I’ve been really enjoying my most recent contract position. I do technical writing for a healthcare IT company. I got this gig because I had an IT and pharmacy background, with a masters in communication. I was qualified on paper and luckily the CEO thought the same thing too. But I didn’t have any knowledge of healthcare policy, especially as it related to Medicare and Medicaid (I’m a thirty-something. I didn’t think I would have to think about Medicare for another 30 years. That’s my excuse and I’m sticking to it!).
What I’ve been able to learn in the last month and a half has been pretty cool. And I realized based on the stuff I’ve learned so far – that you can take any subject, no matter how esoteric, and become at least somewhat educated on it in 7 days time, assuming you put in a few hours each day researching it. I don’t mean to say you’ll be able to write research papers and such (though that’s exactly what the entire term paper writing industry is about), but you’ll be “reasonably educated” to ask the right questions, know who the major influencers are and so on. You’ll know enough to deliver value to clients.
Let me explain how. I had this Anatomy, Physiology & Hygiene professor at college (undergrad) who had a rant or two up his sleeve about how pharmacy was taught. In most Indian undergrad colleges, you have to:
A) declare your major at the time you apply to college (which 18 year old is really ready to answer what s/he wants to do when s/he grows up?! But another discussion for another day)
B) spend 3 years of your life studying said subject in detail
Now my college was different. We still had to comply with requirement A, but we got a whole lot of leeway in area B. It was modeled on the American system of education, so we had a different structure. We did two years of common engineering courses (Advanced Calculus, Modern Physics, Intro to Biology etc), then spent the third year acquiring credits in our chosen major.
We could spend the rest of our credits doing any courses we liked, including ones that were completely unrelated to our majors. In America, you would call this structure your major and minor, and call it a day. In my college, we called them Cores and Electives, and the faculty somehow was never on board with this kind of “mindless” flexibility.

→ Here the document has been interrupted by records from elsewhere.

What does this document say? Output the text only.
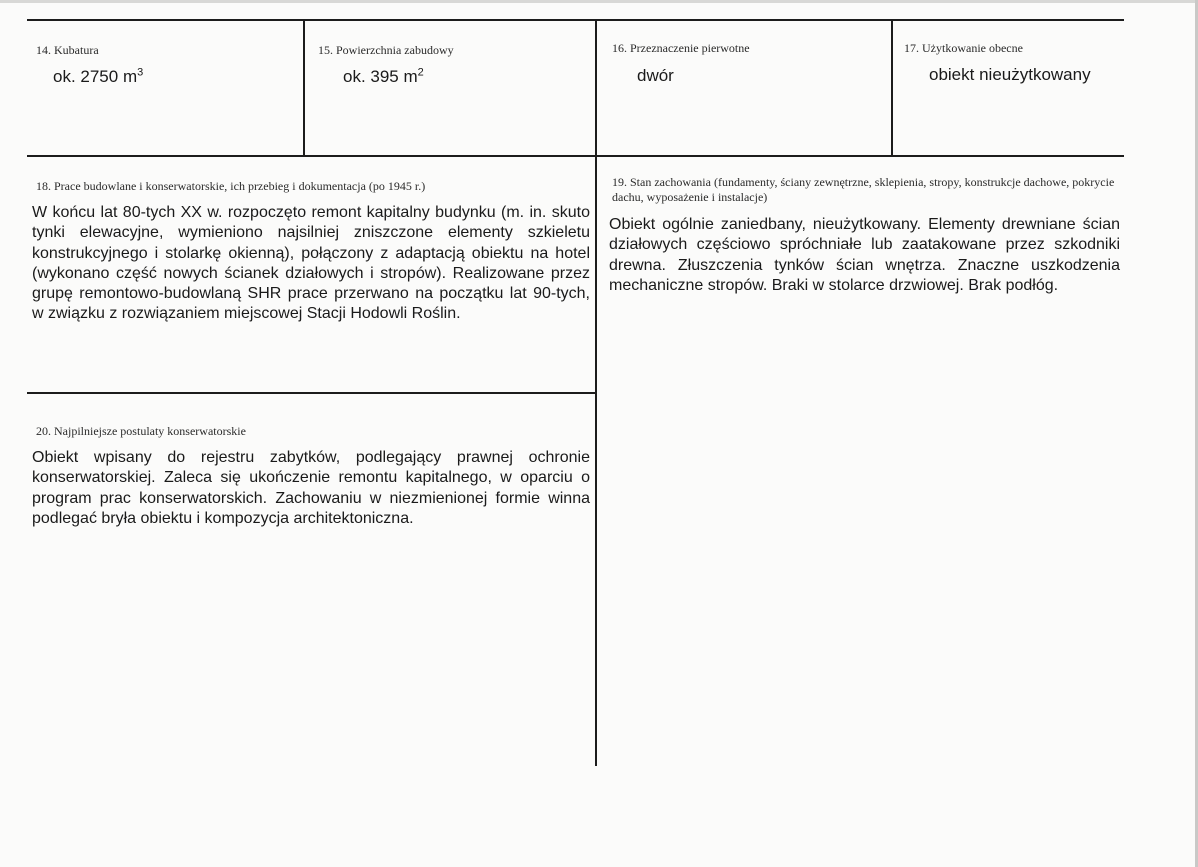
14. Kubatura
ok. 2750 $m^3$
15. Powierzchnia zabudowy
ok. 395 $m^2$
16. Przeznaczenie pierwotne
dwór
17. Użytkowanie obecne
obiekt nieużytkowany
18. Prace budowlane i konserwatorskie, ich przebieg i dokumentacja (po 1945 r.)
W końcu lat 80-tych XX w. rozpoczęto remont kapitalny budynku (m. in. skuto tynki elewacyjne, wymieniono najsilniej zniszczone elementy szkieletu konstrukcyjnego i stolarkę okienną), połączony z adaptacją obiektu na hotel (wykonano część nowych ścianek działowych i stropów). Realizowane przez grupę remontowo-budowlaną SHR prace przerwano na początku lat 90-tych, w związku z rozwiązaniem miejscowej Stacji Hodowli Roślin.
19. Stan zachowania (fundamenty, ściany zewnętrzne, sklepienia, stropy, konstrukcje dachowe, pokrycie dachu, wyposażenie i instalacje)
Obiekt ogólnie zaniedbany, nieużytkowany. Elementy drewniane ścian działowych częściowo spróchniałe lub zaatakowane przez szkodniki drewna. Złuszczenia tynków ścian wnętrza. Znaczne uszkodzenia mechaniczne stropów. Braki w stolarce drzwiowej. Brak podłóg.
20. Najpilniejsze postulaty konserwatorskie
Obiekt wpisany do rejestru zabytków, podlegający prawnej ochronie konserwatorskiej. Zaleca się ukończenie remontu kapitalnego, w oparciu o program prac konserwatorskich. Zachowaniu w niezmienionej formie winna podlegać bryła obiektu i kompozycja architektoniczna.
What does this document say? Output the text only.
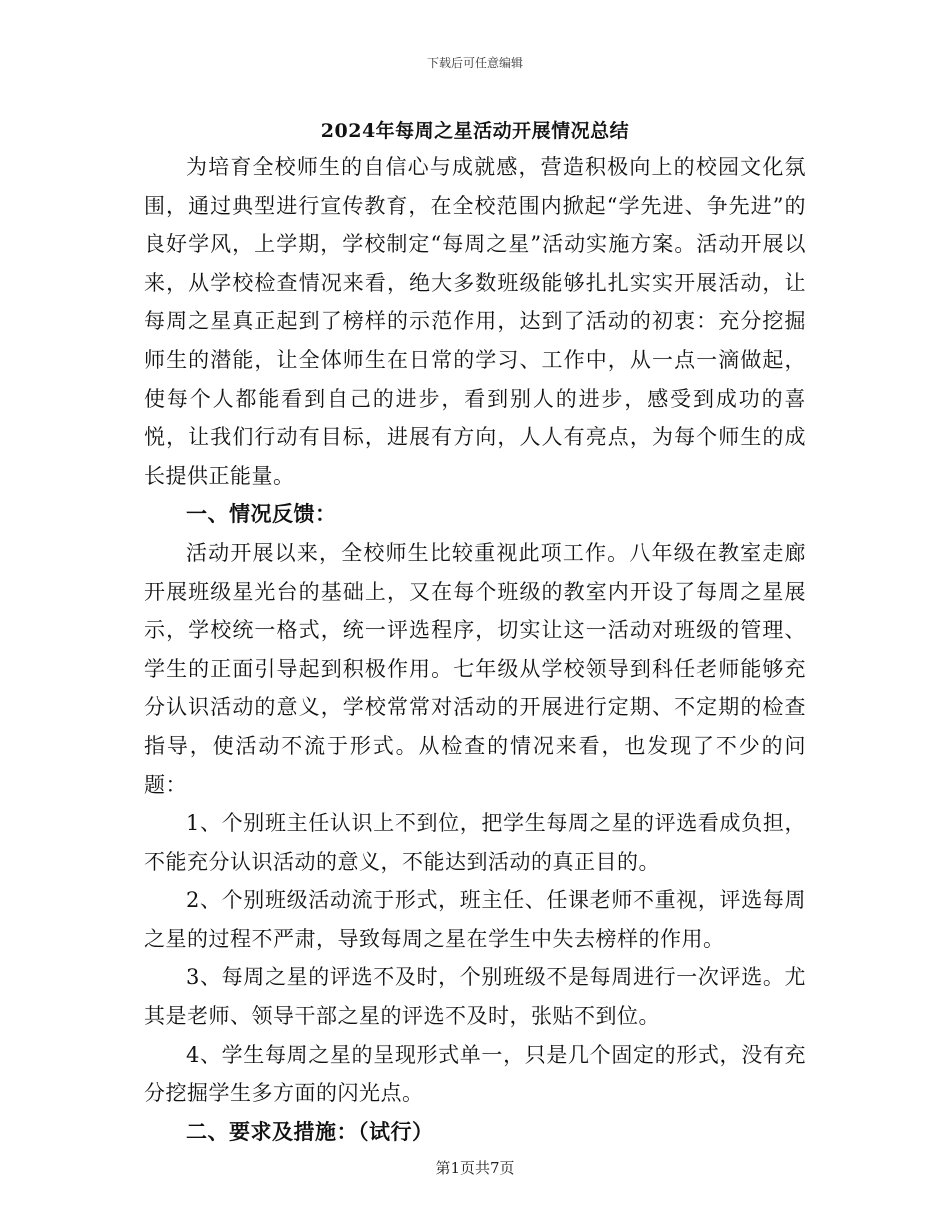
下载后可任意编辑
2024年每周之星活动开展情况总结

为培育全校师生的自信心与成就感，营造积极向上的校园文化氛围，通过典型进行宣传教育，在全校范围内掀起“学先进、争先进”的良好学风，上学期，学校制定“每周之星”活动实施方案。活动开展以来，从学校检查情况来看，绝大多数班级能够扎扎实实开展活动，让每周之星真正起到了榜样的示范作用，达到了活动的初衷：充分挖掘师生的潜能，让全体师生在日常的学习、工作中，从一点一滴做起，使每个人都能看到自己的进步，看到别人的进步，感受到成功的喜悦，让我们行动有目标，进展有方向，人人有亮点，为每个师生的成长提供正能量。

一、情况反馈：

活动开展以来，全校师生比较重视此项工作。八年级在教室走廊开展班级星光台的基础上，又在每个班级的教室内开设了每周之星展示，学校统一格式，统一评选程序，切实让这一活动对班级的管理、学生的正面引导起到积极作用。七年级从学校领导到科任老师能够充分认识活动的意义，学校常常对活动的开展进行定期、不定期的检查指导，使活动不流于形式。从检查的情况来看，也发现了不少的问题：

1、个别班主任认识上不到位，把学生每周之星的评选看成负担，不能充分认识活动的意义，不能达到活动的真正目的。

2、个别班级活动流于形式，班主任、任课老师不重视，评选每周之星的过程不严肃，导致每周之星在学生中失去榜样的作用。

3、每周之星的评选不及时，个别班级不是每周进行一次评选。尤其是老师、领导干部之星的评选不及时，张贴不到位。

4、学生每周之星的呈现形式单一，只是几个固定的形式，没有充分挖掘学生多方面的闪光点。

二、要求及措施：（试行）

第1页共7页
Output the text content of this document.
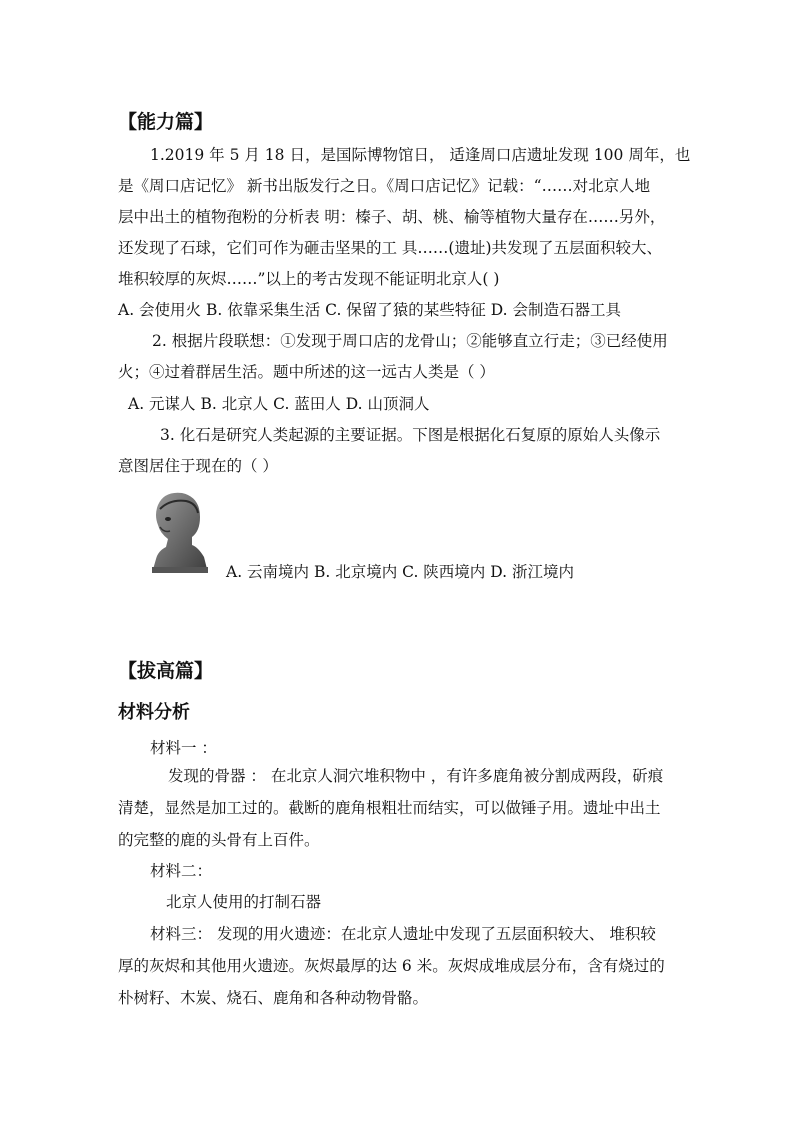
【能力篇】
1.2019 年 5 月 18 日，是国际博物馆日， 适逢周口店遗址发现 100 周年，也
是《周口店记忆》 新书出版发行之日。《周口店记忆》记载：“……对北京人地
层中出土的植物孢粉的分析表 明：榛子、胡、桃、榆等植物大量存在……另外，
还发现了石球，它们可作为砸击坚果的工 具……(遗址)共发现了五层面积较大、
堆积较厚的灰烬……”以上的考古发现不能证明北京人( )
A. 会使用火 B. 依靠采集生活 C. 保留了猿的某些特征 D. 会制造石器工具
2. 根据片段联想：①发现于周口店的龙骨山；②能够直立行走；③已经使用
火；④过着群居生活。题中所述的这一远古人类是（ ）
A. 元谋人 B. 北京人 C. 蓝田人 D. 山顶洞人
3. 化石是研究人类起源的主要证据。下图是根据化石复原的原始人头像示
意图居住于现在的（ ）
A. 云南境内 B. 北京境内 C. 陕西境内 D. 浙江境内
【拔高篇】
材料分析
材料一 ：
发现的骨器 ： 在北京人洞穴堆积物中 ，有许多鹿角被分割成两段，斫痕
清楚，显然是加工过的。截断的鹿角根粗壮而结实，可以做锤子用。遗址中出土
的完整的鹿的头骨有上百件。
材料二：
北京人使用的打制石器
材料三： 发现的用火遗迹：在北京人遗址中发现了五层面积较大、 堆积较
厚的灰烬和其他用火遗迹。灰烬最厚的达 6 米。灰烬成堆成层分布，含有烧过的
朴树籽、木炭、烧石、鹿角和各种动物骨骼。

So this APH professor of mine used to get really worked up about this. He couldn’t believe that after 36 semester hours of instruction, we his students would know enough about anatomy and physiology that he spent 3 years of his life learning. On a surface level, its true enough. How can 3 years (assuming about 180 college days of at least 5 hour instruction per year) compare to a paltry 36 hours of instruction? I guess it all boiled down to what you meant by education. If you meant that you gave students the basics, a vast library and the tools to find out more about research, then my college was succeeding. If you wanted students who stick to the rote of what’s in textbooks, you went for the 3 years in detail mode of education.
But I’ve seen the wisdom of my college’s model of education at several jobs I’ve worked. I’ve worked the coffee-and-photocopy internship circuit where I learned about nanotechnology, Mayan civilization and deaf culture in America. I approach basic research like a many tentacled being. Read up, read the research that the research is based on, I go maybe 2-3 levels deep. And never once have I had a client complain.
Seriously it’s supreme fun being a writer. You never know what you’re going to learn next.